We recently developed an ebook – The practice of cooperative and work-integrated learning in the Canadian context – which highlights existing research on the topic in order to inspire researchers and practitioners to apply research and evaluation to their own practice of AIT. This was a community effort and would not have been possible without the collaboration of the Cooperative Education and Workplace Learning Canada (CEWIL Canada) community. This community effort has resulted in a large number of quality submissions that reflect the growing field of WIL studies and research across a range of disciplines, provincial and territorial boundaries, and college and university sectors. As editors of this publication, we have learned a great deal about the AIT research landscape and the different types of AIT taking place.

The research covers topics ranging from the rise of AIT in Canada and how AIT can be understood with a focus on purpose, to distinct outcomes of AIT in various disciplines of studies. Through review of this work, several themes have emerged that could be applied to our current understanding of AIT and the importance it can play in a post-pandemic world.

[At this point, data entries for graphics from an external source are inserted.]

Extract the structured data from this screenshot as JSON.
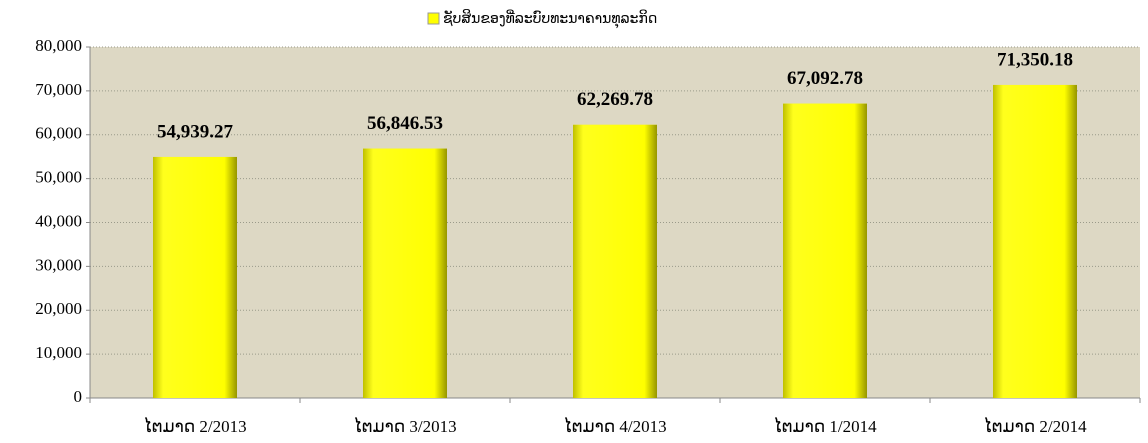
{
  "chart_data": {
    "type": "bar",
    "categories": [
      "ໄຕມາດ 2/2013",
      "ໄຕມາດ 3/2013",
      "ໄຕມາດ 4/2013",
      "ໄຕມາດ 1/2014",
      "ໄຕມາດ 2/2014"
    ],
    "series": [
      {
        "name": "ຊັບສິນຂອງທີ່ລະບົບທະນາຄານທຸລະກິດ",
        "color": "#ffff00",
        "values": [
          54939.27,
          56846.53,
          62269.78,
          67092.78,
          71350.18
        ],
        "value_labels": [
          "54,939.27",
          "56,846.53",
          "62,269.78",
          "67,092.78",
          "71,350.18"
        ]
      }
    ],
    "ylim": [
      0,
      80000
    ],
    "yticks": [
      0,
      {
        "value": 10000,
        "label": "10,000"
      },
      {
        "value": 20000,
        "label": "20,000"
      },
      {
        "value": 30000,
        "label": "30,000"
      },
      {
        "value": 40000,
        "label": "40,000"
      },
      {
        "value": 50000,
        "label": "50,000"
      },
      {
        "value": 60000,
        "label": "60,000"
      },
      {
        "value": 70000,
        "label": "70,000"
      },
      {
        "value": 80000,
        "label": "80,000"
      }
    ],
    "grid": true,
    "legend": "top"
  }
}
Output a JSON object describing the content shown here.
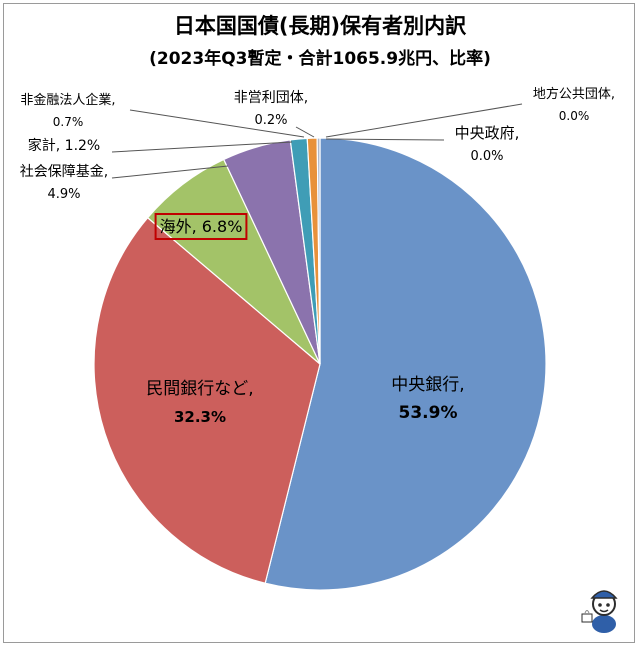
{
  "chart_data": {
    "type": "pie",
    "title": "日本国国債(長期)保有者別内訳",
    "subtitle": "(2023年Q3暫定・合計1065.9兆円、比率)",
    "slices": [
      {
        "name": "中央銀行",
        "value": 53.9,
        "name_text": "中央銀行,",
        "value_text": "53.9%",
        "color": "#6a93c8"
      },
      {
        "name": "民間銀行など",
        "value": 32.3,
        "name_text": "民間銀行など,",
        "value_text": "32.3%",
        "color": "#cc5f5c"
      },
      {
        "name": "海外",
        "value": 6.8,
        "name_text": "海外, 6.8%",
        "value_text": "",
        "color": "#a3c368"
      },
      {
        "name": "社会保障基金",
        "value": 4.9,
        "name_text": "社会保障基金,",
        "value_text": "4.9%",
        "color": "#8b73ad"
      },
      {
        "name": "家計",
        "value": 1.2,
        "name_text": "家計, 1.2%",
        "value_text": "",
        "color": "#3f9db6"
      },
      {
        "name": "非金融法人企業",
        "value": 0.7,
        "name_text": "非金融法人企業,",
        "value_text": "0.7%",
        "color": "#e8913a"
      },
      {
        "name": "非営利団体",
        "value": 0.2,
        "name_text": "非営利団体,",
        "value_text": "0.2%",
        "color": "#aeb8cc"
      },
      {
        "name": "地方公共団体",
        "value": 0.0,
        "name_text": "地方公共団体,",
        "value_text": "0.0%",
        "color": "#d6a7a6"
      },
      {
        "name": "中央政府",
        "value": 0.0,
        "name_text": "中央政府,",
        "value_text": "0.0%",
        "color": "#c6d5a8"
      }
    ],
    "highlight": "海外",
    "highlight_color": "#c00000",
    "legend": "none"
  }
}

Ensure that WIL is purposefully designed

Empirical research shows that AIT has the potential to have a significant impact on students, institutions, communities and industries when designed and implemented purposefully. When AIT opportunities are supported by purpose, we observe increased satisfaction in learning outcomes and experience gained and better engagement in future opportunities. This is especially true when there are clear links to academic learning, relevant work experience and the ability to contribute meaningfully (see: Chapters 3-6).

To help institutions develop better AIT experiences, in the e-book (specifically Chapter 2), the authors outline a goal- and outcome-oriented framework, which emphasizes the need to intentionally define the primary focus of the AIT experience as the basis for making decisions about an AIT program, including definition, design, delivery, and quality attributes. This framework can help educators operationalize Work-Integrated Learning Quality Framework, AAA★, which was previously developed at the University of Waterloo and subsequently adopted by CEWIL Canada as a way to focus the design and evaluation of AIT programs on existing research and evidence. It is a tool that can help establish and develop processes leading to quality and sustainable WIL experiences. When implemented, this helps improve the experience for students, employers, and educators, leading to better outcomes across all groups. It provides students, institutions and employers with the reasons behind the work and aims to help them set goals for AIT.

The opportunity offered by the switch to the Internet

The COVID-19 pandemic has caused huge changes in the workplace and workplace relationships. Disruptions to the way we traditionally approached work included everything from the shift to online work and the growth of remote/hybrid work environments to growing reliance on technology (see Chapter 9).

Just as our perspectives on how we work have changed, perspectives on how students can contribute to the workplace have continued to evolve. Students demonstrated adaptability and innovation through their WIL experiences. This resilience positions them well to support organizations as they redefine the future workplace.

WIL offers organizations the opportunity to connect with these students early. It can help organizations innovate and prepare for an unknown future.

The importance of partnership

In Canada, all levels of government increasingly support the expansion of WIL in post-secondary institutions. We have seen an unprecedented investment of federal funding in the Canadian AIT ecosystem, especially during the pandemic.

In the e-book (specifically Chapters 6-8), the authors explored community-engaged learning (CEL) and the importance of faculty support for the successful implementation of a WIL program with a significant impact. Whether within communities or with students, institutions and employers, partnerships are crucial to providing opportunities that benefit all participants. When we approach AIT relationships from a partnership perspective rather than a transactional one, we see an increase in engagement and open opportunities for innovation in AIT opportunities.

Partnerships between institutions will also be essential in establishing and maintaining standards for AIT. These partnerships can be supported by organizations like CEWIL Canada, which help connect institutions, employers, and researchers across Canada and establish standards of practice related to WIL. CEWIL’s national database brings together more than 50 member post-secondary institutions, providing a central location to create and share resources and research.

Next steps for AIT

There is a lot of activity and excitement around AIT in Canada and a great opportunity for global leadership based on long experience in this field. As the trends predicted for the future of work unfold, it will be important to consider how WIL programs must evolve to continue to meet the needs of students, the community, and the institution. industry. A key component of its successful growth will be the accompanying research to examine and understand its impacts for all stakeholders: students, employers/community organizations, educational institutions and governments.